European aerospace giant Airbus is flying much higher through the severe COVID-19 turbulence than arch-rival Boeing.
This year Airbus has had just 67 cancellations while Boeing has suffered over 800 and deliveries are the same story with Airbus recording 245 and Boeing just 70 including military tankers for the US Air Force.
As a result, Airbus’s backlog has soared well ahead of Boeing’s at 7,539 aircraft, whereas the Seattle manufacturer’s build list has shrunk to 4,552.
Worse for Boeing, the backlog is made up of 3,595 737 MAX jets which are still grounded and while many airlines still want the troubled jet, others are using the grounding as an exit now that COVID-19 has devastated air travel.
And the problems don’t end there with deliveries of its new 400-seat 777X are delayed till 2022 as airlines grapple with the pandemic.
Boeing holds over 300 orders for the 777X from blue-chip international carriers whose traffic is the worse affected by the pandemic because of closed borders.
On the flip-side Airbus’s biggest seller is the 140-220 seat A320neo family with 6,065 to build and airlines are less likely to cancel as the aircraft is essentially short-haul, perfect for domestic routes or intra-Europe.
However, the new XLR version of the A321neo has a 10-hour range.
Only military sales and cargo aircraft are bright lights for Boeing.

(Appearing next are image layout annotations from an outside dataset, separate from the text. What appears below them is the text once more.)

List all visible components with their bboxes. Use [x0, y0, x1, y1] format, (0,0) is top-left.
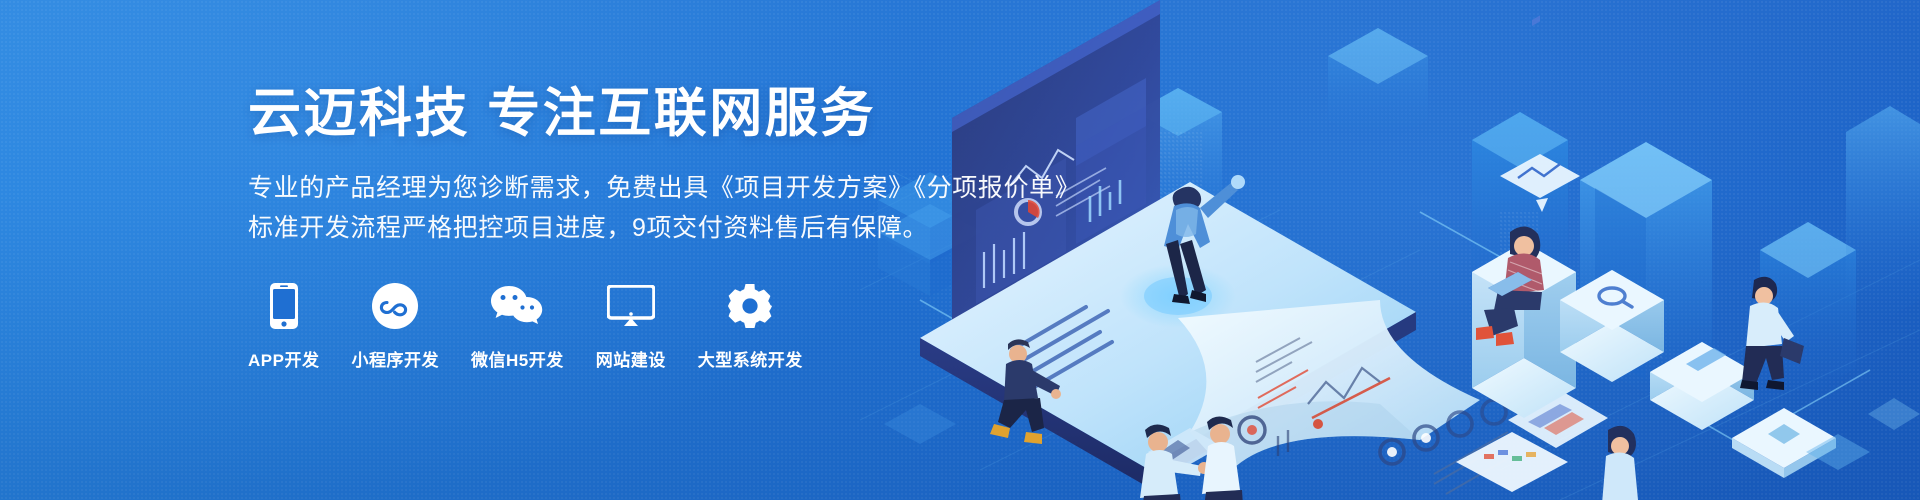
promo-banner: 云迈科技 专注互联网服务 专业的产品经理为您诊断需求，免费出具《项目开发方案》《… [0, 0, 1920, 500]
service-label: APP开发 [248, 346, 319, 371]
service-item-app[interactable]: APP开发 [248, 282, 319, 371]
service-label: 大型系统开发 [698, 346, 803, 371]
service-list: APP开发 小程序开发 微信 [248, 282, 803, 371]
service-label: 网站建设 [596, 346, 666, 371]
service-item-large-system[interactable]: 大型系统开发 [698, 282, 803, 371]
service-item-wechat-h5[interactable]: 微信H5开发 [471, 282, 564, 371]
isometric-tech-team-scene [860, 0, 1920, 500]
hero-copy: 云迈科技 专注互联网服务 专业的产品经理为您诊断需求，免费出具《项目开发方案》《… [248, 84, 1128, 248]
service-label: 小程序开发 [351, 346, 439, 371]
hero-subtitle-line-2: 标准开发流程严格把控项目进度，9项交付资料售后有保障。 [248, 209, 1128, 249]
hero-subtitle-block: 专业的产品经理为您诊断需求，免费出具《项目开发方案》《分项报价单》 标准开发流程… [248, 169, 1128, 248]
service-item-mini-program[interactable]: 小程序开发 [351, 282, 439, 371]
mini-program-icon [372, 282, 418, 330]
gear-icon [727, 282, 773, 330]
service-item-website[interactable]: 网站建设 [596, 282, 666, 371]
page-title: 云迈科技 专注互联网服务 [248, 84, 1128, 143]
service-label: 微信H5开发 [471, 346, 564, 371]
hero-subtitle-line-1: 专业的产品经理为您诊断需求，免费出具《项目开发方案》《分项报价单》 [248, 169, 1128, 209]
wechat-icon [490, 282, 544, 330]
mobile-phone-icon [270, 282, 298, 330]
monitor-icon [607, 282, 655, 330]
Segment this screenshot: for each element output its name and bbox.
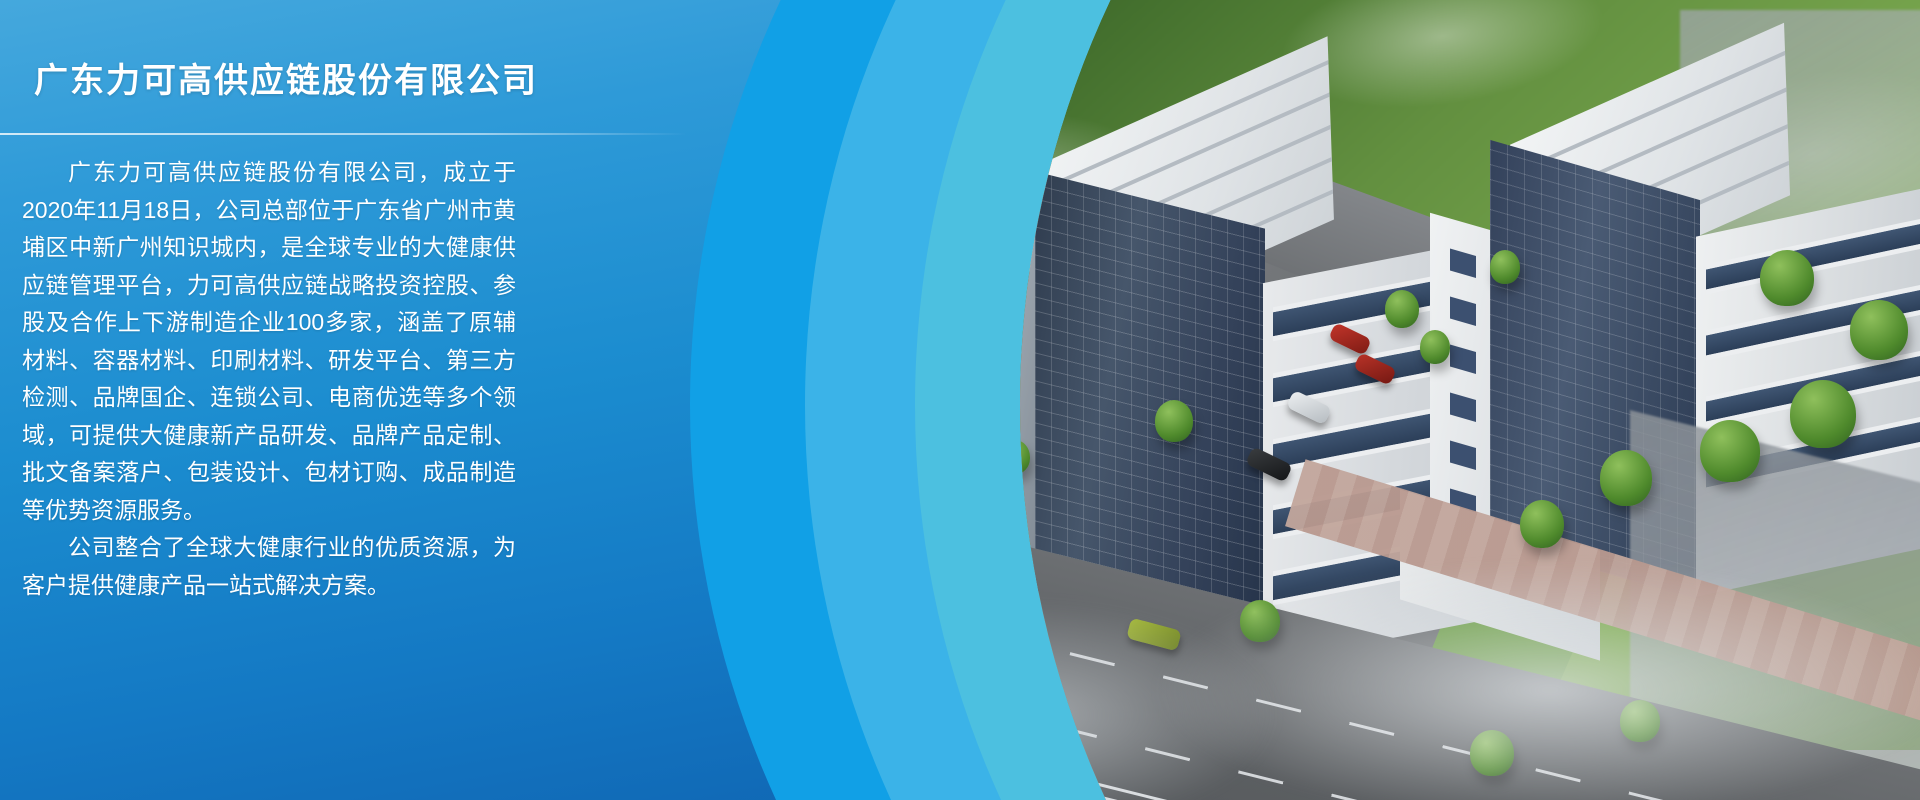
photo-tree <box>1850 300 1908 360</box>
photo-tree <box>1385 290 1419 328</box>
intro-text-panel: 广东力可高供应链股份有限公司 广东力可高供应链股份有限公司，成立于2020年11… <box>0 0 720 800</box>
photo-tree <box>1600 450 1652 506</box>
company-profile-banner: 广东力可高供应链股份有限公司 广东力可高供应链股份有限公司，成立于2020年11… <box>0 0 1920 800</box>
photo-haze-left <box>1020 600 1280 800</box>
photo-tree <box>1490 250 1520 284</box>
headquarters-aerial-rendering <box>1020 0 1920 800</box>
title-divider <box>0 133 686 135</box>
photo-tree <box>1420 330 1450 364</box>
intro-paragraph-1: 广东力可高供应链股份有限公司，成立于2020年11月18日，公司总部位于广东省广… <box>22 154 516 529</box>
intro-paragraph-2: 公司整合了全球大健康行业的优质资源，为客户提供健康产品一站式解决方案。 <box>22 529 516 604</box>
hero-photo-clip <box>1020 0 1920 800</box>
photo-tree <box>1520 500 1564 548</box>
intro-body: 广东力可高供应链股份有限公司，成立于2020年11月18日，公司总部位于广东省广… <box>22 154 516 604</box>
page-title: 广东力可高供应链股份有限公司 <box>34 53 538 102</box>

Last month it won a massive contract worth US$23 billion ($33b) to build 144 F-15EX fighters and there are options for another 200.
These aircraft are for the US Air National Guard and will replace early model F-15s.
The F-15 has been a stellar fighter for the US Air Force and its allies with over 100 victories and no losses in aerial combat of which the majority have been claimed by the Israeli Air Force.
The aircraft first flew in 1972 and has had eight major upgrades with 1200 built.
Boeing is also delivering 767s, 777s, and 747s as cargo planes mainly to FedEx and UPS.
Moving forward Boeing’s ability to launch an all-new aircraft has been severely impacted as its customer airlines are fighting for survival.
Prior to COVID-19, it was close to launching the twin-aisle 220-260-seat 797 to compete with Airbus’s slightly smaller single-aisle A321neo which has chalked a large number of sales.
Analysts suggest that the only solution to launch a new aircraft is a major collaboration with Japanese banks and industry.
And they suggest that rather than the 797 design Boeing needs to replace the 737MAX first as the damage done to its reputation by the grounding after two fatal crashes is too severe.
The fact that most of the social media and media coverage is incorrect is irrelevant.